BT (British Telecom) seems to be similarly vulnerable. Obviously this isn’t a serious glitch because it doesn’t actually block every site you type into the URL, but it’s certainly indicative of the oddly hurried approach to the U.K.’s new censorship plan. For some of the main ISPs, the filters have only been running for a few days, but that’s still enough time for users to notice the many innocuous sites that are wrongly blocked as inappropriate content.

So far, U.K. anti-censorship campaigns have been less vocal than the parenting groups supporting the new content filters. While there is plenty of anti-filter buzz on social media, there is not a great deal of serious action among mainstream politicians—unsurprising, considering the fact that the filters are being marketed as a service to protect children from hardcore porn. It’s difficult to speak out in favor of public access to pornography, even when the real arguments against the content filters are more to do with freedom of information.

It’s already evident that the filters are failing to do their job correctly (or even uniformly across the various different ISPs), but the question is, should they be doing that job at all? Is it really a good idea to characterise Internet content as a simple choice between “safe” or “inappropriate”? When first signing up with a new ISP, many users are likely to choose the filters as a net nanny service for their children, but the BBC’s recent tests have already proven that some of the filters are far from effective in that regard. 

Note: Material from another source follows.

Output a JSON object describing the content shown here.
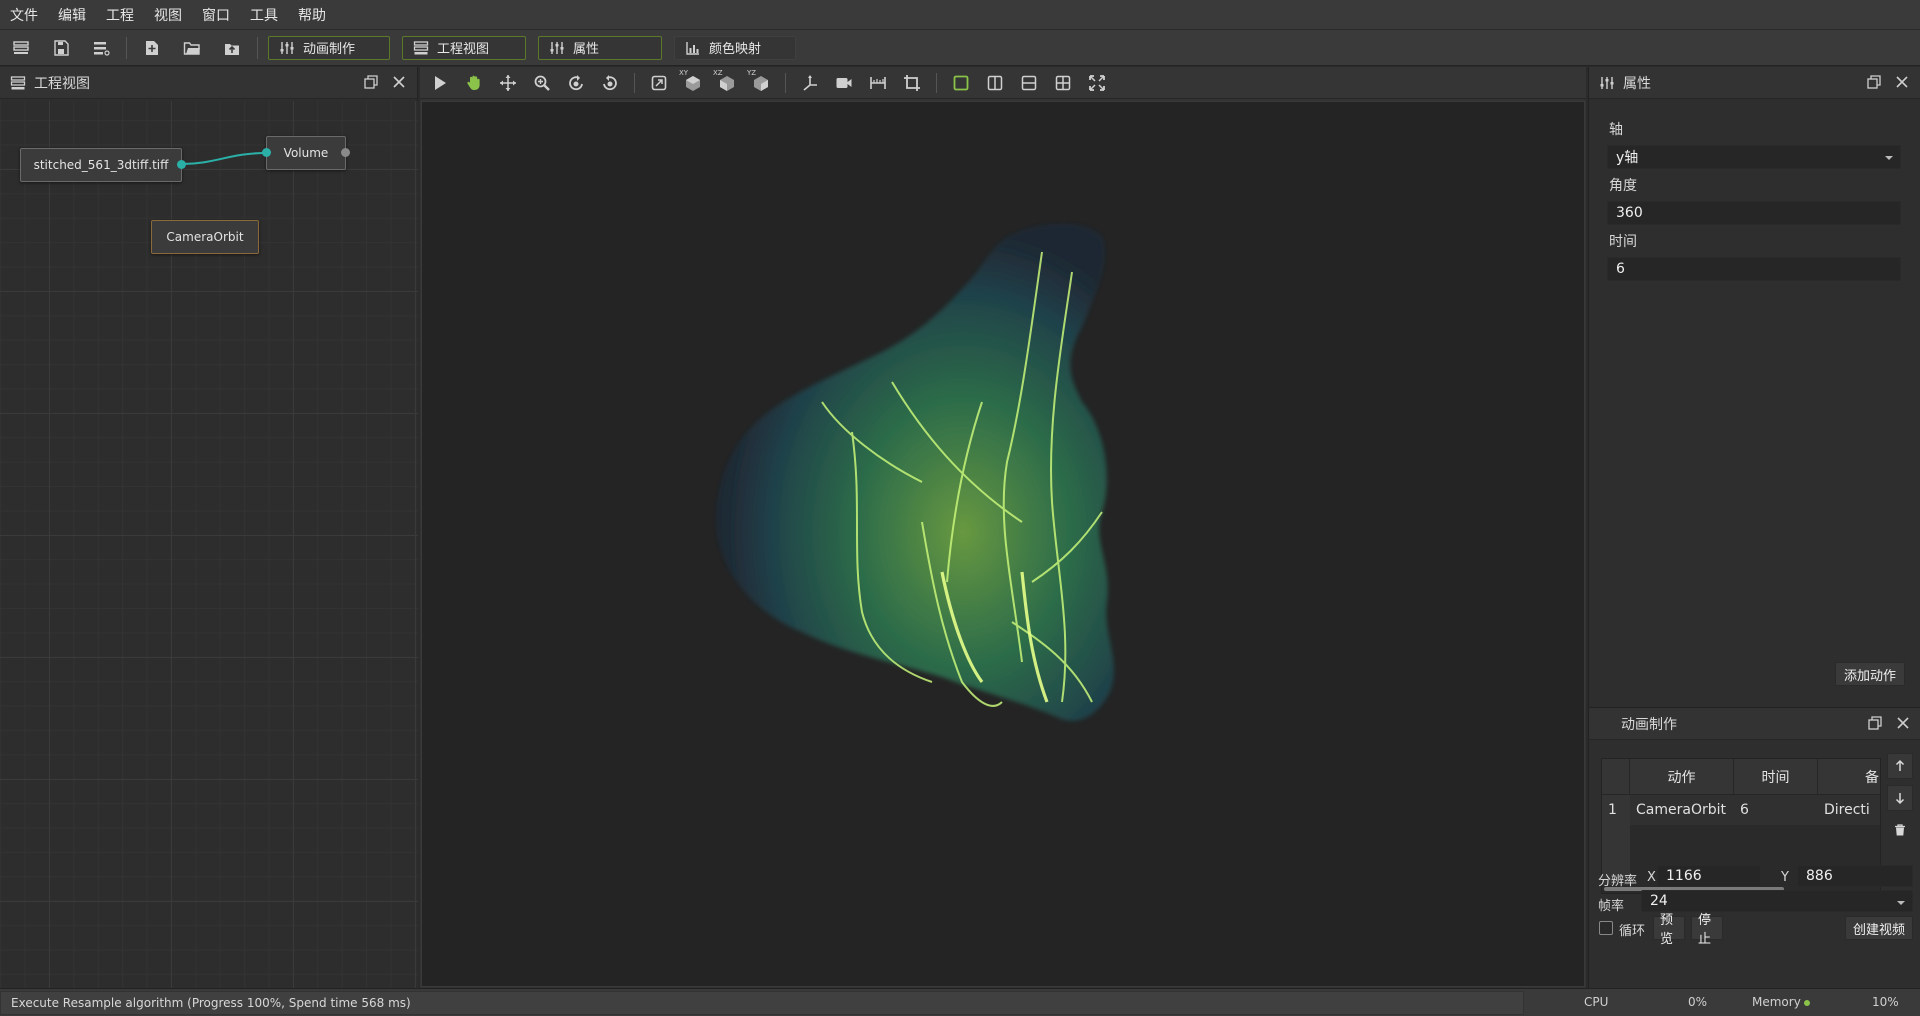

Luckily for some, there is already a proxy service that can be used to bypass the content filters. Go Away Cameron is a new Google Chrome extension adapted from Singapore’s “Go Away MDA,” which allowed Singaporean users to circumvent blocked content such The Pirate Bay. Go Away Cameron has already shot to the top of Reddit after less than a day online, and will presumably be very useful to anyone who doesn’t have access to the parental controls on their own Internet connection. As Go Away Cameron’s creator explains in the site’s FAQs, “This will work anywhere, and with any websites that are blocked by firewall, universities, workplaces, nanny filters, or well, censorship.”

By early 2014, the main British ISPs will all have their new content filters in place, at which point a £25 million advertising campaign will be rolled out across the country. Considering the number of glitches that have been uncovered in just the past few days, it seems like that campaign may involve a fair amount of damage control.